For gas, the answer might be that consumption has dropped enough to create a comfortable supply margin, even if stocks relative to last year have dropped so much.
ed in texas

Ok, bear in mind that previous high prices were driven by maintenence outages in great plains refineries that created a bottleneck on panhandle crude. They came back online last month.
Now think about that refinery in Kansas that's underwater, offline, and in about the same state as the Shell Baton Rouge facility after Katrina.
The userside supply tanks and lines are full. For now they are. In a month, prices in Chicago and therabouts are gonna climb.
At least, that's my guess.
Thanks Ed, it's much appreciated.
Hi, this is the primary author of TWIP. Thanks for the compliment on the writing of TWIP!

Crude oil prices are up, despite large stockpiles here in the US, because they are not so plentiful elsewhere. Crude oil prices are set in a global context and everyone is forecasting an increase in the demand for crude oil over the 2nd half of this year, which will require more oil from OPEC. Yet, OPEC has not yet shown an inclination to increase output, which would ultimately drive inventories lower. Thus, oil prices are trading on the expectation of supply and demand in the future, what some have termed "future fundamentals". Additionally, there are still some issues overseas that have the market nervous.

While gasoline prices are down, they are still high by US standards. After reaching a peak price right before Memorial Day, prices have dropped some as the high prices encouraged more supply and slowed the growth in demand. As a result, gasoline inventories have been able to build some, although they remain below the average range for this time of year. This is consistent with a declining price, yet one that is still high.

Doug MacIntyre
"If anyone can explain this seeming violation of the laws of supply and demand, please do."
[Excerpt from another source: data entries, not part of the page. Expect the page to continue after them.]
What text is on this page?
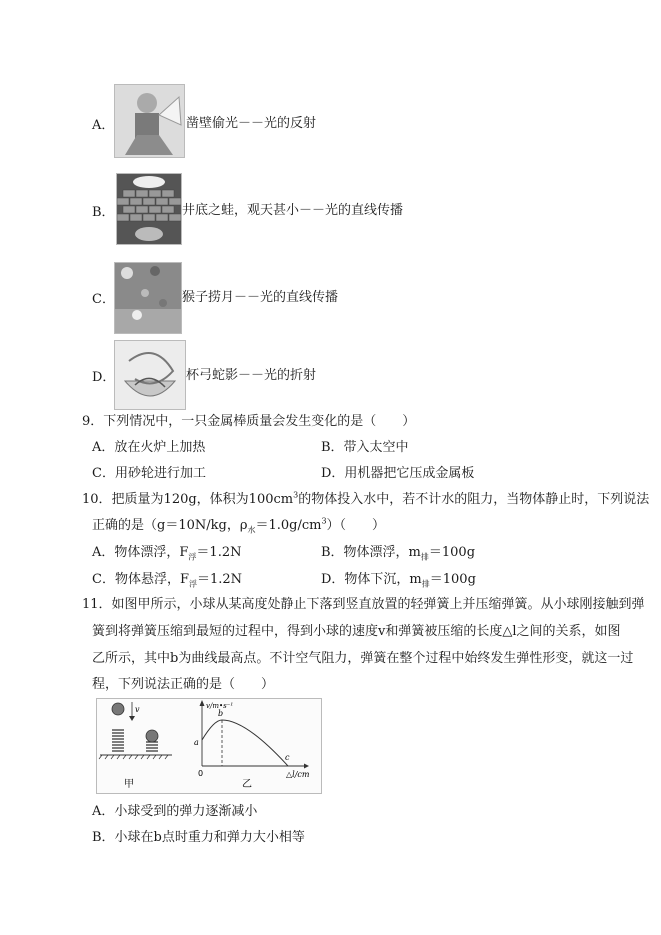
A．	凿壁偷光－－光的反射
B．	井底之蛙，观天甚小－－光的直线传播
C．	猴子捞月－－光的直线传播
D．	杯弓蛇影－－光的折射
9．下列情况中，一只金属棒质量会发生变化的是（　　）
A．放在火炉上加热	B．带入太空中
C．用砂轮进行加工	D．用机器把它压成金属板
10．把质量为120g，体积为$100cm^3$的物体投入水中，若不计水的阻力，当物体静止时，下列说法
正确的是（g＝10N/kg，$\rho_水=1.0g/cm^3$）（　　）
A．物体漂浮，$F_浮=1.2N$	B．物体漂浮，$m_排=100g$
C．物体悬浮，$F_浮=1.2N$	D．物体下沉，$m_排=100g$
11．如图甲所示，小球从某高度处静止下落到竖直放置的轻弹簧上并压缩弹簧。从小球刚接触到弹
簧到将弹簧压缩到最短的过程中，得到小球的速度v和弹簧被压缩的长度△l之间的关系，如图
乙所示，其中b为曲线最高点。不计空气阻力，弹簧在整个过程中始终发生弹性形变，就这一过
程，下列说法正确的是（　　）
v
甲
v/m•s⁻¹
b
a
c
0	△l/cm
乙
A．小球受到的弹力逐渐减小
B．小球在b点时重力和弹力大小相等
You ASSUME that prices are determined by supply and demand when there is ample historic evidence that prices are set by oligarchic consensuses.
Thanks, Doug. I genuinely and sincerely appreciate it.
Much of the disconnect between supply and price is the result of speculators buying up oil contracts on the futures market. They think they see a high demand in the future, so they buy and hold oil off the market until prices rise high enough. It is a tricky business and they often get caught with oil they can't sell for as much as they paid. But there must be some profit in it or it wouldn't be so big a factor.

Also some speculators believe they are just one big Middle Eastern event away from a big payday. If the ME cooled down oilwould go back to $30 - $45 a barrel, maybe less.